Everest - OWNERLESS - la recensione

Recensione del 09 gen 2013 a cura di Gianni Sibilla

La recensione

Dovrebbe succedere così, e capita: vedi una band in TV - o qualcuno ti gira il link del passaggio - e te ne innamori. Poi spesso il posto in cui la vedi in TV è il Letterman Show (ma questa è un'altra storia).



Ma la domanda, per quello che riguarda gli Everest, è questa. Come mai non ne ha parlato nessuno, fino ad ora? Alzi la mano chi li ha sentiti nominare prima di adesso, pur in questo periodo in cui la musica ci arriva da ogni dove.
Gli Everest sono stati formati da Robert Pollard (già con i Sebadoh) nel 2007. Un paio di dischi con major. Poi fanno da soli. “Ownerless” è uscito lo scorso giugno, con il suporto dalla miglior etichetta indipendente americana, la ATO: quella che pubblica My Morning Jacket, Alabama Shakes, Umphrey’s Mc Gee’s - ed un sacco di musica diversa e mai banale (tra cui il nostro Jovanotti). Ma niente: pochissime recensioni, Metacritic non classifica neppure questo disco. Pitchfork non ha una pagina artista su di loro. Wikipedia nemmeno.
E, fidatevi, sono bravi. Non perché lo dico io. Neil Young li ha voluti come spalla nel suo tour, così come i Band Of Horses. Se non siete arrivati fino alla fine del video prima, andate alla scena in cui Letterman si propone come loro manager: “Basta pulmini! Adesso prima classe, avete capito? Prima classe!”. E poi rendetevene conto da soli: qua c’è tutto il disco da ascoltare - lo si può scaricare gratuitamente e legalmente direttamente dal sito della ATO.

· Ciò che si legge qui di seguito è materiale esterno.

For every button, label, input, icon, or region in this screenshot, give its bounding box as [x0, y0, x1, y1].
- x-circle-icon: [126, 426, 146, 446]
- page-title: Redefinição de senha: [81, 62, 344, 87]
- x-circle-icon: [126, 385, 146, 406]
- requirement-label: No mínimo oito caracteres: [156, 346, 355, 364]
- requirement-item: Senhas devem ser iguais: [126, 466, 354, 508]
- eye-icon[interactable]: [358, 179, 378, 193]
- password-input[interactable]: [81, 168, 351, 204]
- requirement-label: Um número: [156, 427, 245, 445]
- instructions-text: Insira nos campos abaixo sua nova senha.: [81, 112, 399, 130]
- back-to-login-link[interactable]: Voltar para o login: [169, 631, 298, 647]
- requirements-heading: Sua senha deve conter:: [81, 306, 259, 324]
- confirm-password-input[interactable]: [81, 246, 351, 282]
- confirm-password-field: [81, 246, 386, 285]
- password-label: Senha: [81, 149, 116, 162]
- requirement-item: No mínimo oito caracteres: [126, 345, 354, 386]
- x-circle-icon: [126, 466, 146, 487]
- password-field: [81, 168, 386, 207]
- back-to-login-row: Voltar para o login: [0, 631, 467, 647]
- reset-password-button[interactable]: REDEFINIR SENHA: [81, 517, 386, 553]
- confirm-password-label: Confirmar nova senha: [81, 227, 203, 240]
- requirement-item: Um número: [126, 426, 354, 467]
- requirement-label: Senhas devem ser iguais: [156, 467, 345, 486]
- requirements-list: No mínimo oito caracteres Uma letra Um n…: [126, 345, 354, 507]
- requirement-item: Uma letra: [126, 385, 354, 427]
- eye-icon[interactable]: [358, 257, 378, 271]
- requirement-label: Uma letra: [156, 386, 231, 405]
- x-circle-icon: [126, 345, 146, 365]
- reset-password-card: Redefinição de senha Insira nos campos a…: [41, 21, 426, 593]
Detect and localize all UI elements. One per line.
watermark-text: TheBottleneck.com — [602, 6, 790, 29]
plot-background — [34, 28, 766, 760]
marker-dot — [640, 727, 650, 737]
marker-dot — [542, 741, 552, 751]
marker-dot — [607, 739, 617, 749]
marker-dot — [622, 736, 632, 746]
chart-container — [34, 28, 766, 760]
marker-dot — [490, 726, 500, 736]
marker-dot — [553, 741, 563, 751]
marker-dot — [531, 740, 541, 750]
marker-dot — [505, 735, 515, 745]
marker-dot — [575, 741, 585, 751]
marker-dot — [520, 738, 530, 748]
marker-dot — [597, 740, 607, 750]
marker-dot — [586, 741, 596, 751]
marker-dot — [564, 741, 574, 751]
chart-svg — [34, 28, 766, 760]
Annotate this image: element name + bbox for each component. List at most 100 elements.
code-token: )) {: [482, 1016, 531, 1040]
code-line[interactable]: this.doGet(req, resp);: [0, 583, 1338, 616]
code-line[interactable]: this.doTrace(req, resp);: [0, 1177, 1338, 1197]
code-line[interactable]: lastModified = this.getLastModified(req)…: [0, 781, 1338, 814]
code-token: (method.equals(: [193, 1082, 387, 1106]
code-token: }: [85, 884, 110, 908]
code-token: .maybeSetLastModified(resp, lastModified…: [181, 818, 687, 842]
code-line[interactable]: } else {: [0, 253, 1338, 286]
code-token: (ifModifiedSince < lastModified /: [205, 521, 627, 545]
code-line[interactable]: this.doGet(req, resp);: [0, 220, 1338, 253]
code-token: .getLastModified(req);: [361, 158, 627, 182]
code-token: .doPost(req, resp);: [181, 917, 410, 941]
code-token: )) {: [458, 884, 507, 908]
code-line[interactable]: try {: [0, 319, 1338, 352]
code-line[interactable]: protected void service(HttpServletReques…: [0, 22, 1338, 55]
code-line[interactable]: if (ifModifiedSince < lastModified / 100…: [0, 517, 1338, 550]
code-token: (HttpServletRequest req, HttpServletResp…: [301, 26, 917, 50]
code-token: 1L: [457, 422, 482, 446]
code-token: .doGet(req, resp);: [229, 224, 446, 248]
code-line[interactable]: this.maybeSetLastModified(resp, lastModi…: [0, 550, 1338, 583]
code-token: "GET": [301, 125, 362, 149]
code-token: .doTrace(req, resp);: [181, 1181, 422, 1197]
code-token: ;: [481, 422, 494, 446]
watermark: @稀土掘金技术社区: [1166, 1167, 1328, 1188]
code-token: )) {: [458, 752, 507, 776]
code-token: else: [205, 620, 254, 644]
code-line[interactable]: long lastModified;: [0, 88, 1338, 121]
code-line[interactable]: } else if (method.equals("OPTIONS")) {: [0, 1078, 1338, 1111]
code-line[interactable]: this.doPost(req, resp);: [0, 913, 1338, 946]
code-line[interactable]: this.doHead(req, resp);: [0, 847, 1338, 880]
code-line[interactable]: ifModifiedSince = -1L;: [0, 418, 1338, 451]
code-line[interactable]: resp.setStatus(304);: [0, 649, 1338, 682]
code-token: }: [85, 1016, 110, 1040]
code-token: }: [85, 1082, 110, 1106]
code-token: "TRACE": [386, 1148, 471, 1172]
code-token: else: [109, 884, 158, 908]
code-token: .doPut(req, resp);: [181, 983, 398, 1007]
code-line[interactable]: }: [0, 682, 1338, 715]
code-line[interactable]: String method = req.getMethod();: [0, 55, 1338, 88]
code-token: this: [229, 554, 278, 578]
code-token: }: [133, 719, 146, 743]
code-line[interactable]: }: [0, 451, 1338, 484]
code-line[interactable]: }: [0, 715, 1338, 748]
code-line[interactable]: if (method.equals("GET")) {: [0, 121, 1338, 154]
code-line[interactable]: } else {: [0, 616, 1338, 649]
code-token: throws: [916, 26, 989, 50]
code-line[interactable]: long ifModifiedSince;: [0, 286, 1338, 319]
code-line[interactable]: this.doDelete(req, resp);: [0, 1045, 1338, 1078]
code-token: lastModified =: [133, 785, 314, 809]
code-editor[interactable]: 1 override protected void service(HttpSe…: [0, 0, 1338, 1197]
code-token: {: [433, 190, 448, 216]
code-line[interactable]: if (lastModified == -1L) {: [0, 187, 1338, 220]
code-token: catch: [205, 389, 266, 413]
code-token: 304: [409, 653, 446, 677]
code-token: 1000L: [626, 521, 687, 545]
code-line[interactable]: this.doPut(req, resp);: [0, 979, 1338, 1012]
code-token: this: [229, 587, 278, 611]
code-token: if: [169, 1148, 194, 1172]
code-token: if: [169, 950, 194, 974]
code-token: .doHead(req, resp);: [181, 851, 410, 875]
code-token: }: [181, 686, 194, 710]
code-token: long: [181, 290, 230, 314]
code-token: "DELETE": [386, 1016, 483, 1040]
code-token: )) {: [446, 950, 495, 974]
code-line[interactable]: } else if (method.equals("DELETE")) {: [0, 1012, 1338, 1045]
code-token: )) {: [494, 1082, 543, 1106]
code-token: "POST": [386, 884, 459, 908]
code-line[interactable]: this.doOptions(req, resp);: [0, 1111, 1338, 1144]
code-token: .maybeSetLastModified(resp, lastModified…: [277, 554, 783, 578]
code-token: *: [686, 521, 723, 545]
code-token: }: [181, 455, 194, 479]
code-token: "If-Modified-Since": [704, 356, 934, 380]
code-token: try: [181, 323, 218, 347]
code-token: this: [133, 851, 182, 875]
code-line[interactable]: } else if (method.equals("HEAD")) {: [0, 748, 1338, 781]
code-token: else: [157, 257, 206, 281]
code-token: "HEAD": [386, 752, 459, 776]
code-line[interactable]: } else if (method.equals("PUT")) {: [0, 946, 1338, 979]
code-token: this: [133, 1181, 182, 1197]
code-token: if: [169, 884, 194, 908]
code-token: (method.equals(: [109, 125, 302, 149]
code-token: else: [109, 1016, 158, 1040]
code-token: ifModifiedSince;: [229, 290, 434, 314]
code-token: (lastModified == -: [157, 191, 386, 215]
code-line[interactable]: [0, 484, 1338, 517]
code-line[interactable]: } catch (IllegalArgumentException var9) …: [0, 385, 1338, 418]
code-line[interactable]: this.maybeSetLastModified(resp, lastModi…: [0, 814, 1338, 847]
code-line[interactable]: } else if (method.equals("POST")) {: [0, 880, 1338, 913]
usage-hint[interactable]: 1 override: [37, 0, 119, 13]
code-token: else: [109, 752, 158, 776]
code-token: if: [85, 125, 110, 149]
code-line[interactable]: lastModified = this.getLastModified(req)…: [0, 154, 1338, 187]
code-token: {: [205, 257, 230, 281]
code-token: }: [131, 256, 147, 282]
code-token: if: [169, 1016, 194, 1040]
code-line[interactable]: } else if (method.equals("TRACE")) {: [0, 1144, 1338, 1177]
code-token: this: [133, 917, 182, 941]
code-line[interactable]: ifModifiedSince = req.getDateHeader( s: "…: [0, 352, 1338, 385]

La mia opinione? Gli Everest fanno rock dritto, pure troppo. Che è un merito in generale, ma non per per certi meccanismi odierni. Sono troppo poco fighetti. Non hanno neanche la bella faccia o la medietà dei Band Of Horses, non sono abbastanza retromaniaci. Però sanno scrivere ottime canzoni: “Into the grey” è notevole, così come certe ballate (“Ranking me over the coals”, “Give a little”) o mid-tempo (“Far off, away”).
Insomma: se volete solo ascoltare buona musica rock, gratis, legalmente: scaricate questo album. Non ci sono tante storie da raccontare su questa band - e questo sempre, ma in particolar modo oggi - è un peccato capitale. Però per una volta fate un’eccezione - mettete in secondo piano le storie e in primo piano le canzoni, solo quelle.